Wzdychając, obserwowałam trójkę chłopaków , jak opuszczają teren zamku. Byłam zazdrosna – nawet o zwykłe wyjście do szkoły, ja uwielbiałam kontakt z ludźmi. Wtedy zauważyłam, że Sebastian spojrzał w moją stronę i pomachał mi na pożegnanie, jakby wyczuwał, że czekam na ten mały, pocieszający gest. Uśmiechnęłam się lekko, przynajmniej wiedząc, że choć jeden z braci zauważa, jak mi teraz ciężko. W sumie robił tak od tych kilku dni, jak zauważył, że specjalnie rano siedziałam w oknie.
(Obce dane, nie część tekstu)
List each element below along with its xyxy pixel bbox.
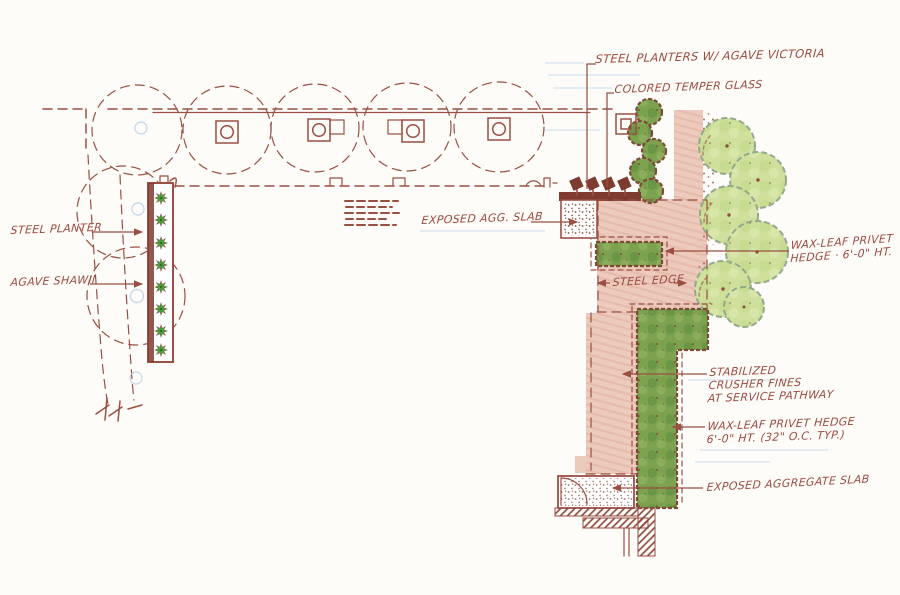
privet-hedge-L (630, 304, 712, 510)
exposed-agg-slab-top (561, 200, 597, 238)
leader-colored-glass (607, 93, 614, 187)
pot-planter (402, 120, 424, 142)
agave-plant (154, 191, 168, 205)
tree-canopy-group (695, 118, 788, 327)
pot-planter (216, 121, 238, 143)
pot-planter (308, 119, 330, 141)
steel-planter-left (148, 178, 176, 362)
tree-pot-planters (216, 114, 636, 143)
agave-plant (154, 324, 168, 338)
landscape-plan-sketch: STEEL PLANTERS W/ AGAVE VICTORIA COLORED… (0, 0, 900, 595)
leader-steel-planters (587, 64, 596, 189)
agave-plant (154, 280, 168, 294)
wall-hatch (555, 508, 655, 556)
break-mark (96, 398, 142, 421)
boundary-curves (88, 155, 142, 421)
stair-hatch (345, 201, 399, 225)
agave-plant (154, 258, 168, 272)
annotation-privet-hedge-lower: WAX-LEAF PRIVET HEDGE 6'-0" HT. (32" O.C… (706, 415, 855, 446)
agave-plant (154, 236, 168, 250)
agave-plant (154, 213, 168, 227)
exposed-aggregate-slab-bottom (558, 476, 634, 508)
agave-plant (154, 302, 168, 316)
pot-planter (488, 118, 510, 140)
steel-planters-row (559, 176, 641, 201)
plan-drawing (0, 0, 900, 595)
agave-plant (154, 343, 168, 357)
annotation-crusher-fines: STABILIZED CRUSHER FINES AT SERVICE PATH… (707, 362, 836, 406)
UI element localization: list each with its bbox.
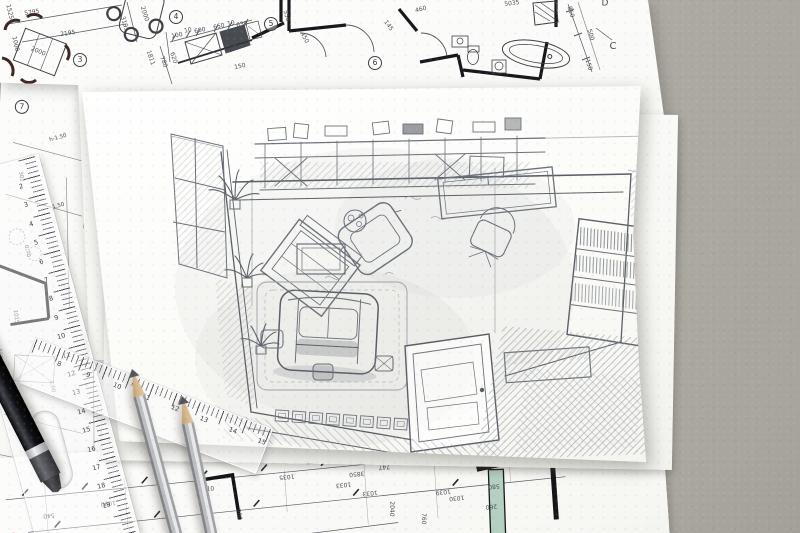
dimension-label: 580: [488, 482, 500, 489]
plan-bathroom: [452, 1, 572, 73]
ruler-number: 15: [257, 437, 267, 446]
dimension-label: 260: [485, 502, 497, 509]
dimension-label: 760: [420, 513, 426, 525]
plan-marker: 6: [368, 56, 382, 70]
ruler-number: 2: [18, 183, 24, 190]
ruler-number: 3: [23, 202, 29, 209]
ruler-number: 10: [57, 332, 67, 340]
photo-architectural-drawings-scene: 7h-1.503021,500,7010155952,001045: [0, 0, 800, 533]
ruler-number: 16: [87, 445, 97, 453]
ruler-number: 18: [97, 482, 107, 490]
plan-marker: D: [602, 0, 609, 9]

Nagle usłyszałam ciche pukanie do drzwi. Podniosłam głowę i odezwałam się spokojnie:
— Proszę.
Drzwi uchyliły się i wszedł James. Zerknęłam w jego stronę, ale zaraz wróciłam wzrokiem do okna. Mimo wszystko było mi wstyd, że przez moje decyzje skończyłam zamknięta w zamku.
— Mikane, pamiętasz, że dziś zaczynasz zajęcia domowe? — przypomniał mi James, prawie tydzień czekałam, aż ktoś będzie mnie uczył, bo załatwianie domowego nauczania nie idzie tak chop siup. — Will chce, żebyś miała je w jego gabinecie, przynajmniej na początek. Chce wszystko nadzorować, jak to on.
Westchnęłam cicho, ale postanowiłam nie komentować tego, że Will jak zwykle musi mieć wszystko pod kontrolą. W mojej głowie było jedno pytanie, które musiałam zadać.
— A... dalej jesteście na mnie źli? — zapytałam cicho, starając się zachować spokój.
James westchnął i podrapał się po karku, uśmiechając się lekko.
— Ja już trochę mniej, ale William... cóż, chyba dalej ma tego swojego focha. — Uśmiechnął się do mnie łagodnie, próbując mnie rozbawić.
Spuściłam głowę, zastanawiając się, jak długo to jeszcze potrwa, i powiedziałam cicho:
— Ehhh... Zaraz się przebiorę i pójdę do tego upiornego biura.
James przyglądał mi się przez chwilę z troską, jakby dostrzegając, jak bardzo przytłacza mnie ta sytuacja.
— Wiesz co, Mikane... — zaczął, a jego ton był cieplejszy. — Może żebyś nie czuła się tak jak w klatce, pojedziesz ze mną jutro wybrać salę na wesele. Będzie mi miło mieć towarzystwo.
Na mojej twarzy zagościł uśmiech – myśl o wyrwaniu się z zamku, choćby na chwilę, była kusząca. Szybko jednak przywróciłam się do rzeczywistości.
— William mi nie pozwoli – westchnęłam. — Przecież wiesz... Mam szlaban, zapomniałeś? Sam byłeś „za", żebym go dostała.
— Bo ci się należy, malutka— zaśmiał się.
James przysunął się bliżej, rozbawiony, jakby chciał mi zdradzić jakąś tajemnicę.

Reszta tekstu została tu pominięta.